Le hice caso y, con un nudo en el corazón, me levanté y bajé. El médico se apresuró a cerrar las puertas y arrancar.
Me quedé en medio de la calle. Mi cuerpo no respondía, solo respiraba inconscientemente, y algo dentro de mi corazón amenazaba con hacer que me desplomase. Miré el cruce por donde se había ido la ambulancia y empecé a recordar pequeñas fracciones de mi vida. Mi hermano había sido para mí lo más parecido a un padre desde que él faltó. Me había tenido como a su mejor amiga, como a su alma gemela, nunca nos habíamos separado. Él había jurado mil y una veces protegerme como a su propia vida, y había cumplido su promesa, como siempre. Sentía que por mi culpa él iba a morir. Quizás nunca volvería a verle, y me lo culparía siempre. Solté un fuerte llanto que salió del fondo de mi alma, me dejé caer de rodillas y rompí a llorar. Alguien se me acercó y se agachó a mi lado.Abrí los ojos lentamente y giré la mirada. Él se quedó callado, mirándome con compasión:
—¿Cómo te llamas? —murmuró.
—Emma —dije de manera casi inentendible.
El médico asintió.
—Vale, vamos.Tengo que llevarte al hospital.
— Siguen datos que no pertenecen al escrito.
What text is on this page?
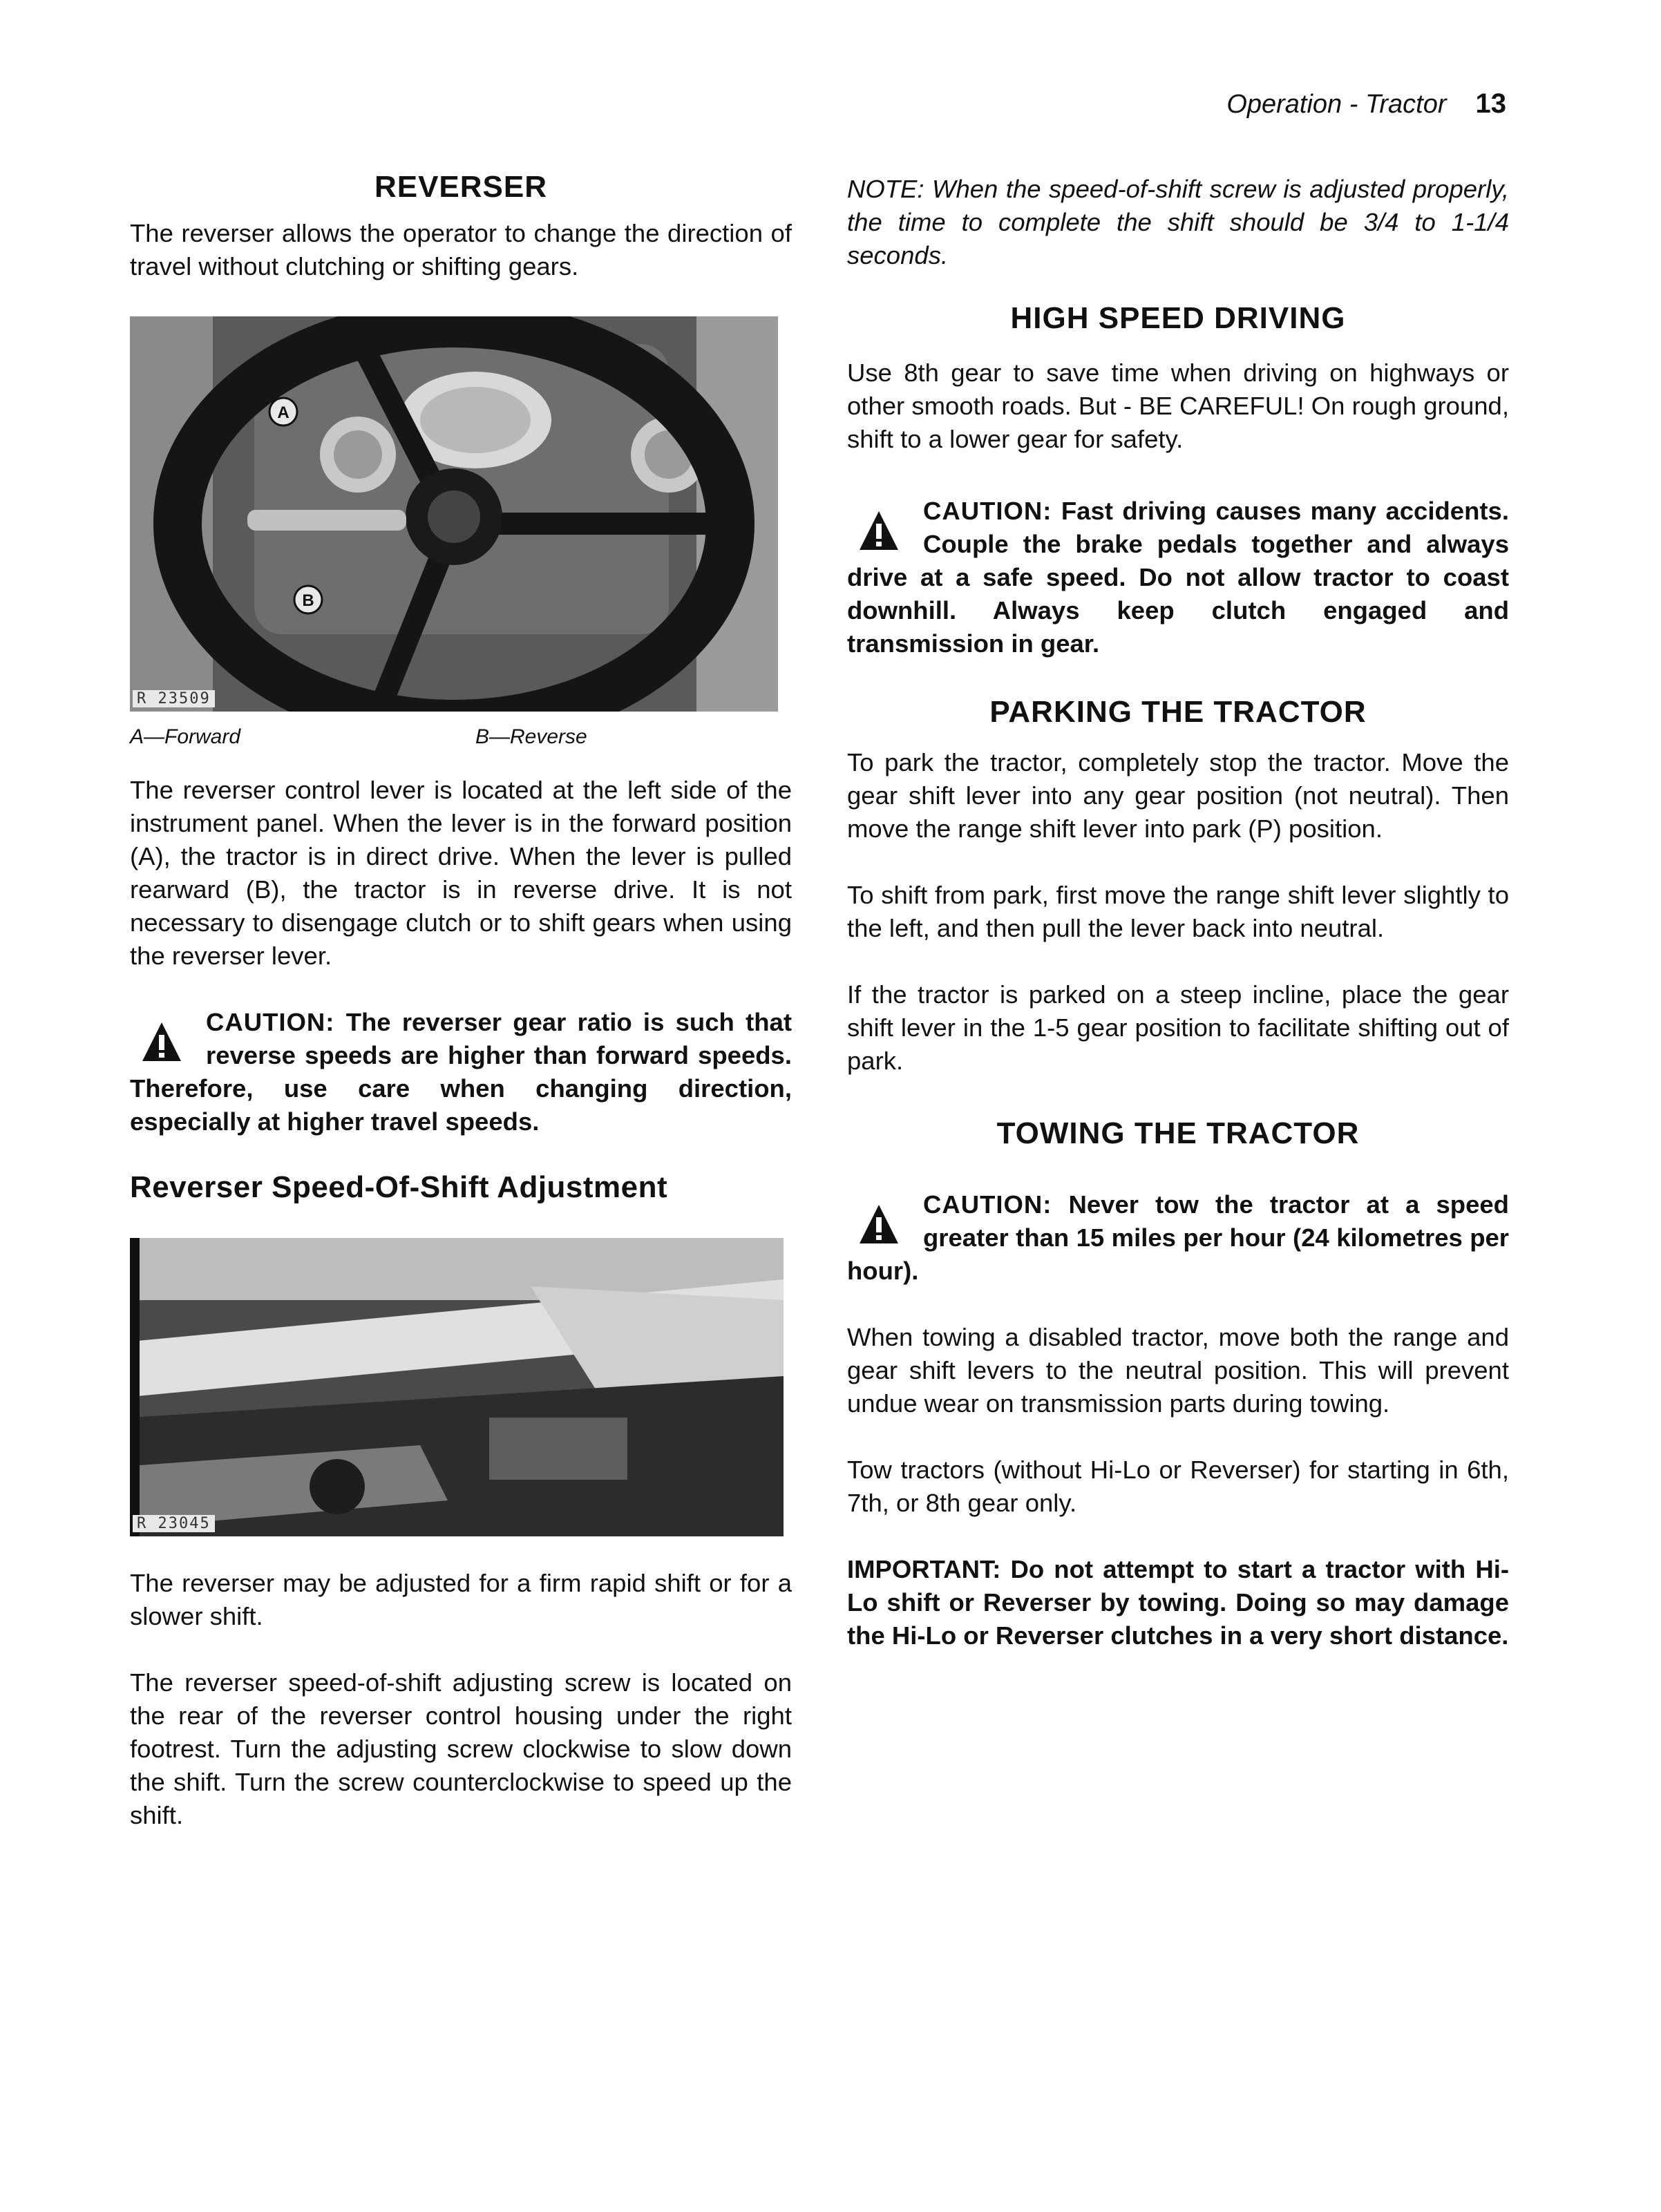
Operation - Tractor 13
REVERSER

The reverser allows the operator to change the direction of travel without clutching or shifting gears.

A
B
R 23509
A—Forward	B—Reverse

The reverser control lever is located at the left side of the instrument panel. When the lever is in the forward position (A), the tractor is in direct drive. When the lever is pulled rearward (B), the tractor is in reverse drive. It is not necessary to disengage clutch or to shift gears when using the reverser lever.

CAUTION: The reverser gear ratio is such that reverse speeds are higher than forward speeds. Therefore, use care when changing direction, especially at higher travel speeds.
Reverser Speed-Of-Shift Adjustment
R 23045

The reverser may be adjusted for a firm rapid shift or for a slower shift.

The reverser speed-of-shift adjusting screw is located on the rear of the reverser control housing under the right footrest. Turn the adjusting screw clockwise to slow down the shift. Turn the screw counterclockwise to speed up the shift.

NOTE: When the speed-of-shift screw is adjusted properly, the time to complete the shift should be 3/4 to 1-1/4 seconds.

HIGH SPEED DRIVING

Use 8th gear to save time when driving on highways or other smooth roads. But - BE CAREFUL! On rough ground, shift to a lower gear for safety.

CAUTION: Fast driving causes many accidents. Couple the brake pedals together and always drive at a safe speed. Do not allow tractor to coast downhill. Always keep clutch engaged and transmission in gear.
PARKING THE TRACTOR

To park the tractor, completely stop the tractor. Move the gear shift lever into any gear position (not neutral). Then move the range shift lever into park (P) position.

To shift from park, first move the range shift lever slightly to the left, and then pull the lever back into neutral.

If the tractor is parked on a steep incline, place the gear shift lever in the 1-5 gear position to facilitate shifting out of park.

TOWING THE TRACTOR
CAUTION: Never tow the tractor at a speed greater than 15 miles per hour (24 kilometres per hour).

When towing a disabled tractor, move both the range and gear shift levers to the neutral position. This will prevent undue wear on transmission parts during towing.

Tow tractors (without Hi-Lo or Reverser) for starting in 6th, 7th, or 8th gear only.

IMPORTANT: Do not attempt to start a tractor with Hi-Lo shift or Reverser by towing. Doing so may damage the Hi-Lo or Reverser clutches in a very short distance.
No rechisté. Me apoyé en una rodilla, pero al intentar levantarme, mi cuerpo se tambaleó como un flan. Sentí una fuerte punzada en el brazo que había apoyado y caí al suelo gimiendo de dolor.
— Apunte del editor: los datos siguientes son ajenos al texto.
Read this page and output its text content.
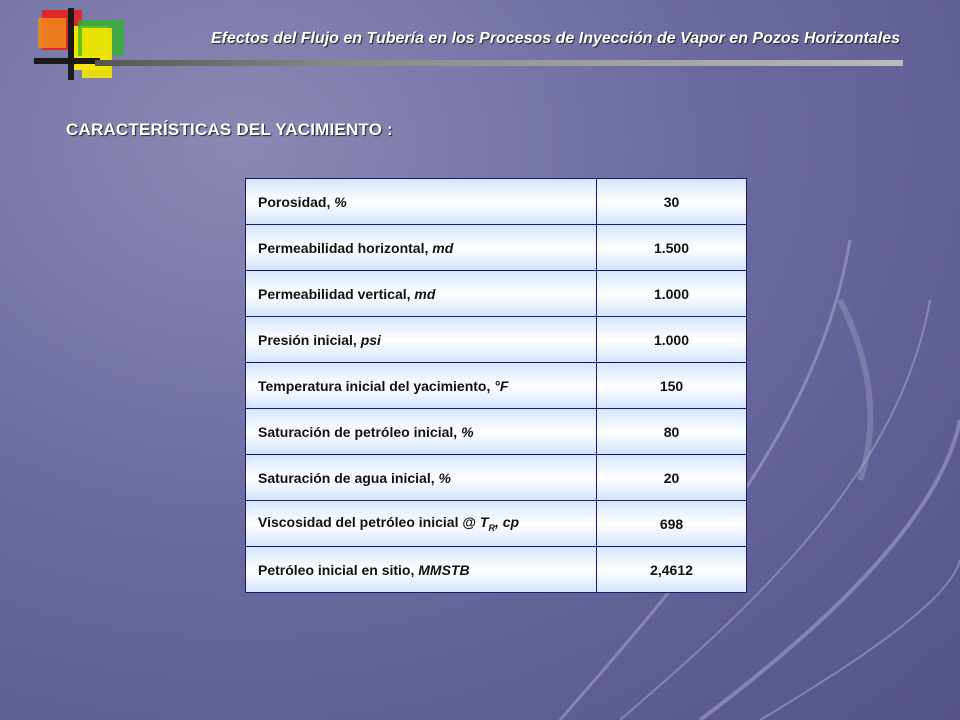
Efectos del Flujo en Tubería en los Procesos de Inyección de Vapor en Pozos Horizontales
CARACTERÍSTICAS DEL YACIMIENTO :
Porosidad, %	30
Permeabilidad horizontal, md	1.500
Permeabilidad vertical, md	1.000
Presión inicial, psi	1.000
Temperatura inicial del yacimiento, °F	150
Saturación de petróleo inicial, %	80
Saturación de agua inicial, %	20
Viscosidad del petróleo inicial @ $T_R$, cp	698
Petróleo inicial en sitio, MMSTB	2,4612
—¡Ten cuidado! —espetó él. Se volvió a agachar y me observo con nerviosismo.
Me cogió por la cintura y me ayudó a levantarme. Puse un pie ante el otro e inconscientemente llegué a una ambulancia. Me senté en una silla que había atornillada a la pared y seguí con mis pensamientos, totalmente removidos. No creía recordar siquiera el orden con el que habían transcurrido las escenas de mi vida que venían a mi mente. La sonrisa de felicidad de mi hermano me atormentaba como un fantasma.
—A ver —dijo el médico mientras me inspeccionaba el brazo herido con delicadeza, necesito que me cuentes cómo te has hecho esto.
Asentí, saliendo de mis pensamientos.
—Cuando me ha empujado.
Recordé con agonía los últimos momentos antes de quedar inconsciente por unos minutos: la tonta sonrisa de mi hermano Dilan convirtiéndose en una expresión de impotencia y miedo; el sonido de un claxon a mi derecha, alarmándome; unas manos empujándome con fuerza en la tripa hasta hacerme caer con un ruido seco al otro lado de la carretera.Aquellas ruedas sobre mi brazo, que se reflejaron como un simple pinchazo en mis nervios.Y luego, lo peor, la leve visión de un cuerpo tendido en mitad de la carretera como un animal atropellado, totalmente cubierto de sangre: mi hermano.
—Si le recuerdas como ha muerto, no vas a ayudarla en nada — gritó el conductor.
—¡Tú cállate y conduce!
El conductor paró en un semáforo y aprovechó la oportunidad:
—A ti no se te ha muerto ningún, hermano.Toma, conduce tú —dijo mientras se levantaba.
El otro médico se levantó con rabia y se sentó en el asiento del conductor. El anterior conductor se sentó en una silla que había a mi lado y me limpió una lágrima.Yo le hablé sin despegar la vista del suelo:
—¡Él aún no ha muerto!
—Lo sé, tranquila. A mí me pasó lo mismo. Sé lo duro que es, pero te aseguro que haremos lo imposible porque se recupere.Ahora ¿me podrías decir cómo te has hecho eso?